The first thing to note is that Fig.1 and Fig.2 represent extreme cases. Suppose that we were interested in our direct ancestors, but also their siblings and the children of their siblings. For instance:


Figure 3 - Chart showing ancestors, their siblings, and their children.

This small illustration works, but in general it would not be possible to display such relationships without lines all crossing over each other. Whether you want to do this depends on whether "your tree" is primarily for people carrying your surname, starting from some root ancestor. This rather sexist approach is still quite common, despite the fact that surnames do not carry our genetics.

An important issue is pedigree collapse, where an edge crosses over to other branches to create a semi-directed cycle. The following illustration is of a first-cousin marriage.


Figure 4 - First-cousin marriage.

The fact that there is, now, no unique path to get from these married cousins to their grandparents means that the chart is technically not a tree, although it is still a DAG.

We've mentioned that non-biological parents would create problems if placed on a chart depicting lineage, but why is that? Well, such parents are not exclusive of biological parents, and it's not uncommon for someone to have had foster parents and adoptive parents in addition to their biological parents. They're still part of the family history, irrespective of any personal preference to the contrary, but they need specialised tools for their visualisation.

Sequential marriages are relatively common, but related to this are half-siblings, step-siblings, non-marital unions, and non-paternity events (NPEs). The following illustration depicts a man who was married twice, having a son with the first wife and a daughter with the second. At some point, he had also had a non-marital union with a woman resulting in an illegitimate daughter (note that the green circle is changed, here, to reflect this status). Also, the man's second wife was previously married and had an associated son, plus a daughter that was the result of an NPE (note the dashed line reflecting this).


Figure 5 - Half-siblings, step-siblings, sequential marriages, non-marital unions, and NPEs.

Finally, suppose we have cause to include people who are not related by blood or by marriage. I suppose this could include the families of adoptive parents or guardians, but a bigger example would be anyone performing a one-name or one-place study.


Figure 6 - Disjoint trees.

Note that this illustration, which shows a neighbouring family, is technically called a forest as it consists of disjoint trees.

Databases

So, the connections between people are manyfold in number and type, and the naive picture of everyone forming a single tree from some root ancestors (or possibly even Adam and Eve) is entirely unrealistic. Storing these connections in the data is not a problem, in principle, although there is no universal standard, and what we have is unlikely to have defined unambiguous ways of handling all the scenarios that we've highlighted. The real problem is in their visualisation!
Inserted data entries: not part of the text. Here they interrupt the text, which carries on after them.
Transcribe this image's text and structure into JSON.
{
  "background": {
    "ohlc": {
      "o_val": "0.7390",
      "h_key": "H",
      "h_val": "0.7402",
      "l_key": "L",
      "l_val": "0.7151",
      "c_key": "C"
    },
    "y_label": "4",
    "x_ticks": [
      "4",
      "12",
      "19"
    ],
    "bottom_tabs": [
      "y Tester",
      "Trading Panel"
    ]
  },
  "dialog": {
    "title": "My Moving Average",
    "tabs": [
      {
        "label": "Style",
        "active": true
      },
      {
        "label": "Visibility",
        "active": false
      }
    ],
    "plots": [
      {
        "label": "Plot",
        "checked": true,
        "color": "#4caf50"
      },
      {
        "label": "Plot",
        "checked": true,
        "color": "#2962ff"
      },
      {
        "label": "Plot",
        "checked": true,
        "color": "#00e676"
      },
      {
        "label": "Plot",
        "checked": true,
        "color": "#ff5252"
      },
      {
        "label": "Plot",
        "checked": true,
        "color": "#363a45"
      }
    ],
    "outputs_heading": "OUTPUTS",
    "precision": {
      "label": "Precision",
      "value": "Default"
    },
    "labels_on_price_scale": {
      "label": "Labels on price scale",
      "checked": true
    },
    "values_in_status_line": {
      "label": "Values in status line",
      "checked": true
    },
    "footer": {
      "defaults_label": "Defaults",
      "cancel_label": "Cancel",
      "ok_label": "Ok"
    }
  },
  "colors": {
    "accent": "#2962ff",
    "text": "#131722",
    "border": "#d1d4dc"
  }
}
What many people do not notice is that their genealogy software, be it desktop or online, usually presents just a workable section of the stored data at once. If you had 10,000+ people in your tree then it would look rather like a crocheted football field if presented all at once, but to present just a few generations around some person of interest — especially during maintenance of that tree — is much more useful, and easier. Such software allows you to navigate from one person of interest to another, and so will continue to support a naive impression of your "family tree".

Of course, we'll continue to use the term "family tree", and we'll continue to think of it as looking like a real tree, with branches and roots, but if you could assimilate the underlying data as a computer would then you would realise how different and complex it really is.


[1] Actually, technology is capable of engineering children with DNA from three or more “parents” (see uk-government-ivf-dna-three-people).